QIN2DIM/hcaptcha-challenger

url 'https://api.hcaptcha.com/getcaptcha/' returning base64 instead json

allerallegro opened this issue · 10 comments

The return of this url is returning a base64 instead of a json, generating an error in the control.py file, line 144.

    async def handler(self, response: Response):
        if response.url.startswith("https://api.hcaptcha.com/getcaptcha/"):
            try:
                data = await response.json()
'Exception has occurred: UnicodeDecodeError
'utf-8' codec can't decode byte 0xf7 in position 3: invalid start byte'

It doesn't seem to be base64, but another encryption method. Or can you provide me with a demo to decrypt the data?

https://accounts.hcaptcha.com/demo?sitekey=c86d730b-300a-444c-a8c5-5312e7a93628
In this link, when you click on the checkbox, the website triggers a request (https://api.hcaptcha.com/getcaptcha/c86d730b-300a-444c-a8c5-5312e7a93628) that returns as an octet-stream.
data.txt

I'm having the same problem. It also happen when you refresh challenge. But it will return decoded data when you re-click the checkbox again.

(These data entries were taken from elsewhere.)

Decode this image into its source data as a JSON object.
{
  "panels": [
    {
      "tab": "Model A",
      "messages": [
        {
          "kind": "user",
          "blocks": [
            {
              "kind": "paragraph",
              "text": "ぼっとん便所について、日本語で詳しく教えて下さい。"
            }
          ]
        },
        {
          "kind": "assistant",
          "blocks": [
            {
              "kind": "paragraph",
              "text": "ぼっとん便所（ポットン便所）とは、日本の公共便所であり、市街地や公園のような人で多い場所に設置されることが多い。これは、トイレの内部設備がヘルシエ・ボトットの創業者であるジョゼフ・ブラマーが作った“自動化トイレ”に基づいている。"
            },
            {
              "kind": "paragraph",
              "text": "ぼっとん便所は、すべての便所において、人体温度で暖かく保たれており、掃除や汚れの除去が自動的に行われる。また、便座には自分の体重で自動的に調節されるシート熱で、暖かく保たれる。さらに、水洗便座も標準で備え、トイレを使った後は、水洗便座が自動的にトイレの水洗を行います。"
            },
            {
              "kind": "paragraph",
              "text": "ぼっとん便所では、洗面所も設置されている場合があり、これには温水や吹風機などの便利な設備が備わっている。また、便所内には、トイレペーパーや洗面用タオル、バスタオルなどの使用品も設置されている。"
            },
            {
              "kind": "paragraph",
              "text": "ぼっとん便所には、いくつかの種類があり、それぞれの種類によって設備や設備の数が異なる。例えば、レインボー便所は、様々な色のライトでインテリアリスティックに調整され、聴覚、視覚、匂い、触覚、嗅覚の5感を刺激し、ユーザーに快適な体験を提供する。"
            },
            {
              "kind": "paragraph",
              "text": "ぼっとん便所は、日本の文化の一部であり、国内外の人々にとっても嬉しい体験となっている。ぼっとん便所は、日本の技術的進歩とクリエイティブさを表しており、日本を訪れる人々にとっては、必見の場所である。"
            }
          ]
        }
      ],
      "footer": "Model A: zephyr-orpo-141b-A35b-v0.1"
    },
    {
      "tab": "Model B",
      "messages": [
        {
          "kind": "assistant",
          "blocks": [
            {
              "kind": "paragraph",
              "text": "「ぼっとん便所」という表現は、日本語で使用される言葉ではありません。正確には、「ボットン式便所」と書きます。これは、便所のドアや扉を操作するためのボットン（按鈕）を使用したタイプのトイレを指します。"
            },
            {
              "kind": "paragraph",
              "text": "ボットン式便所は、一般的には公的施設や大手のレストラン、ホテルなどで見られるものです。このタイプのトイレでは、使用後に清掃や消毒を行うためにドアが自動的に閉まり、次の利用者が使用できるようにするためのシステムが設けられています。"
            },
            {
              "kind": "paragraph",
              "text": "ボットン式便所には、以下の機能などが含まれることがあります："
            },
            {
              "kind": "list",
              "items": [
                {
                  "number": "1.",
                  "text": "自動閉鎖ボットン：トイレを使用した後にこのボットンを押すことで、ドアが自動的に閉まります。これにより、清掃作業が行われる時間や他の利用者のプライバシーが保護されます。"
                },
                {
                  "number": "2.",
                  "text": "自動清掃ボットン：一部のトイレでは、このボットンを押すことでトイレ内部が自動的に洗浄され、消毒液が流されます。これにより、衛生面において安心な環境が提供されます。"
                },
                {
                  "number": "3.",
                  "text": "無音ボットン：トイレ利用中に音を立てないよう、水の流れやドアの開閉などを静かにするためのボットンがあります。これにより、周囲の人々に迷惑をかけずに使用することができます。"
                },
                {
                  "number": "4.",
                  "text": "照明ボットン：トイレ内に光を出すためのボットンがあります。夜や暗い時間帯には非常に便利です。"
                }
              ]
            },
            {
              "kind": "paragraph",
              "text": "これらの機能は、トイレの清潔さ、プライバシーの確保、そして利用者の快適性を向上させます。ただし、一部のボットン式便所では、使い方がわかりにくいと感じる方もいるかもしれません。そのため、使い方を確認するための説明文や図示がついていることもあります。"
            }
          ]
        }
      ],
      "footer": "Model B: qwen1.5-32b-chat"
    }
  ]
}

@william9x interesting. I've been working on LLM Agent application stuff for the last couple months.

I haven't allocated too much effort to open source projects, I'll take a look in a couple days.

I expected to introduce YOLOV9 and LLM to handle multi-mode challenges. Strive to kill the game.

Simple

const response = new ArrayBuffer()
const responseText = new TextDecoder().decode(response);
const data = JSON.parse(responseText);

Simple

const response = new ArrayBuffer()
const responseText = new TextDecoder().decode(response);
const data = JSON.parse(responseText);

Hello, it seems that the code you provided cannot solve the problem, as it still produces garbled output. Could you please provide a complete demo?

Simple

const response = new ArrayBuffer()
const responseText = new TextDecoder().decode(response);
const data = JSON.parse(responseText);

Hello, it seems that the code you provided cannot solve the problem, as it still produces garbled output. Could you please provide a complete demo?

I will, when I have time (probably this week or the next).
Update: this seems to be affecting the collector too, https://github.com/QIN2DIM/hcaptcha-challenger/actions/runs/8318149616/job/22759735996

I have managed to bypass octet stream issues by changing the removing application/octet-stream from accept headers of requests to https://api.hcaptcha.com/getcaptcha/.

I have done this with playwright:

page = await context.new_page()
            
async def handle_route(route, request):
    headers = request.headers.copy()
    accept_header = headers.get('accept', '')
    if 'application/octet-stream' in accept_header:
        # Remove application/octet-stream from headers
        new_accept_header = ','.join(
            [part for part in accept_header.split(',') if part.strip() != 'application/octet-stream']
        )
        headers['accept'] = new_accept_header
        await route.continue_(headers=headers)
    else:
        await route.continue_()

await page.route('https://api.hcaptcha.com/getcaptcha/*', handle_route)

#await stealth_sync(page)
agent = prelude(page)

Agent has still failed on every task attempted so far however, but that is a different issue.